This insight should help my diplomat character in his struggles to find the words that will prevent war (we'll know for certain after I write that chapter). And hopefully it will remind me to walk a little more carefully through the forest that is human interaction.

After all, writing requires we type what others only think, but reading it and hearing it are two very different things.

14 comments:

Bernadette said...

Ah, candor. A seriously undervalued and over-maligned trait. I always try to sweeten mine, but there doesn't seem to be enough sugar in the world to make some people accept the hard truth when they want a pretty fairytale. And killing the messenger is still the most popular response. Yeah, that fixes it. (Not!)

Jeffe Kennedy said...

We had an interesting discussion at my local chapter meeting yesterday when someone passed along the tip from a workshop at RWA National that a writer should try to move internal dialogue to spoken dialogue because it creates more conflict. I noted that this is the opposite of life, where we have to try NOT to verbalize what we think, in order to minimize conflict. Interesting intersection with your post here.

Bernadette said...

Interesting, Jeffe. I often find that in novels, as in life, the true conflict lies in what isn't said, or what only comes out between the lines. Tougher to do than either internal or external dialogue, but so effective in the hands of a master.

Jeffe Kennedy said...

Good point. This was advice for popular fiction. I could see how each direction could be useful and something for the author to weigh.

Keena Kincaid said...

Wish I'd made it back yesterday to take part in this conversation (I napped instead). It is an interesting intersection of thoughts. Often, between my first and second drafts, I move a lot of the internal dialogue to the external, but probably not enough.

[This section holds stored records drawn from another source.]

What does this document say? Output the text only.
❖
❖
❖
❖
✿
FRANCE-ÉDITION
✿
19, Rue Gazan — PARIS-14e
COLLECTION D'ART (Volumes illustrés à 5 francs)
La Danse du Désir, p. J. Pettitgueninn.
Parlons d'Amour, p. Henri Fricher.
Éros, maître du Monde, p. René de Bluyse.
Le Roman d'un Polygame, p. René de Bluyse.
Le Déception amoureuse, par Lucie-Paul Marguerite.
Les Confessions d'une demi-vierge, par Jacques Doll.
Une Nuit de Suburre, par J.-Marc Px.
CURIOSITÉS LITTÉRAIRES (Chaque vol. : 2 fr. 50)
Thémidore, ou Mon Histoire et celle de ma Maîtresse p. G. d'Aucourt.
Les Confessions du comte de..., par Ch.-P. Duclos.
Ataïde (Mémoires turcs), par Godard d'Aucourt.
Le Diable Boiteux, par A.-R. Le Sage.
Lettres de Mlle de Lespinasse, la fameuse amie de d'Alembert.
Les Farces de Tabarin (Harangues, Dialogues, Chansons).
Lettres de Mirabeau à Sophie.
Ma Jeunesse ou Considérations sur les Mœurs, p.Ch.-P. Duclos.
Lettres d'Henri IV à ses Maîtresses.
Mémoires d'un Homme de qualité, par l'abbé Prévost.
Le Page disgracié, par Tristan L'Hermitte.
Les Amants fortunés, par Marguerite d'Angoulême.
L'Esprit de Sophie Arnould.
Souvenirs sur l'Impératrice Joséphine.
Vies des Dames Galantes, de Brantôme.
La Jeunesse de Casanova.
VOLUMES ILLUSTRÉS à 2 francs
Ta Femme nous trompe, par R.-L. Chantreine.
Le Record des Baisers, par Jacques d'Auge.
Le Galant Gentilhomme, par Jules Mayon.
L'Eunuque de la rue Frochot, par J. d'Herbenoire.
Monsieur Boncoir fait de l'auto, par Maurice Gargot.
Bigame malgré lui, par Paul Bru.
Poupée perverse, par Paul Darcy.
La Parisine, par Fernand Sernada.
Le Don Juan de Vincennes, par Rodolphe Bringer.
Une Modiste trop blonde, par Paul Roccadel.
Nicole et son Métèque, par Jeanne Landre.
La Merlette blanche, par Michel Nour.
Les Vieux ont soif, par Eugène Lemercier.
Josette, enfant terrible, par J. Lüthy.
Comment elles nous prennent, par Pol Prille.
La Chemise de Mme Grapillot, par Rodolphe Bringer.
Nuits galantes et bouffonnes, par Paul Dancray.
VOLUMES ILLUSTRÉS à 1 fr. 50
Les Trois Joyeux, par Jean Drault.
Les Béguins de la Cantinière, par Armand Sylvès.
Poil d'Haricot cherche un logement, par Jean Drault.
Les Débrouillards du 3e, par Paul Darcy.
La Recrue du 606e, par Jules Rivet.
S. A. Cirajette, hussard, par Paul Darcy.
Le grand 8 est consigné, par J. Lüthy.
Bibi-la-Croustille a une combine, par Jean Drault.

Bernie, great observation. You've given me something to work toward.

Keena Kincaid said...
This comment has been removed by the author.
Stephanie Burkhart said...

Keena, interesting thoughts. I suppose with my political sciene background, I would call diplomacy the "art" of influencing people to your way of thinking. That can never be easy because most of us firmly believe in our convictions.

I always admire those people who say their mind becuase it usually comes with a candor and honesty I find refreshing, but I'm usually more tempered when sharing my opinion. I think a good dipolmat finds a tactful way to say something the other person doesn't want to necessarily hear. Just my ramblings.

Smiles
Steph

Unknown said...

KEENA--Jeffe said more dialogue would create more conflict than internal dialogue. And yet, I've had a couple of editors want more, more, more internal dialogue, deep stuff, so the reader will fee exactly how the heroine doesn. So what to do? Where's the fine line. I do know I don't like to read dialogue, page after page. There's a good mix in there somewhere.
I had to laugh about your silent diplomat.Many of them should keep their mouths shut. Celia

Mona Risk said...

In my opinion, a diplomat is someone who knows how to sugarcoat what he says, so that he doesn't hurt people's feelings and yet manages to convey the truth.

Keena Kincaid said...

Celia: the fine line between internal and external dialogue is sometimes hard to find. Plus some characters are simply more chatty than introspective.

I agree, Mona.

Lilly Gayle said...

Great blog. And I totally know what you mean about the sugar to truth ratio. I have a hard time sugar coating things myself. My warning advice to those who know me is this: Don't ask my opinion if you don't want to hear it. Because like you, I can be brutally honest! I'm working on a bit of diplomacy myself!

Keena Kincaid said...

Hi, Lilly. I have a very similar warning: don't ask me a question if you don't really want the answer.

Liana Laverentz said...

I'm the same. In meetings and groups and such I can be the soul of diplomacy (because I know feelings can be hurt by things said/aired in public) but privately or one on one don't ask me if you don't want to know. Excellent post! I'll be thinking about this for a while...

LK Hunsaker said...

Great discussion. It's funny how so many say they want people to be honest, even bluntly honest, and yet if they hear a truthful blunt statement they don't like, they pull away.

No, I think most people don't want honesty. They want to feel good about themselves and honesty often impedes with that.

The diplomat can manage to do both. Most of us can't.

I think the internal/external dialogue is the difference between characters doing just small talk and characters really talking about what they feel more than hot or cold or so on, and about what they truly think. Is the dialogue taking you inside that character or only showing what she's willing to say? There's a difference.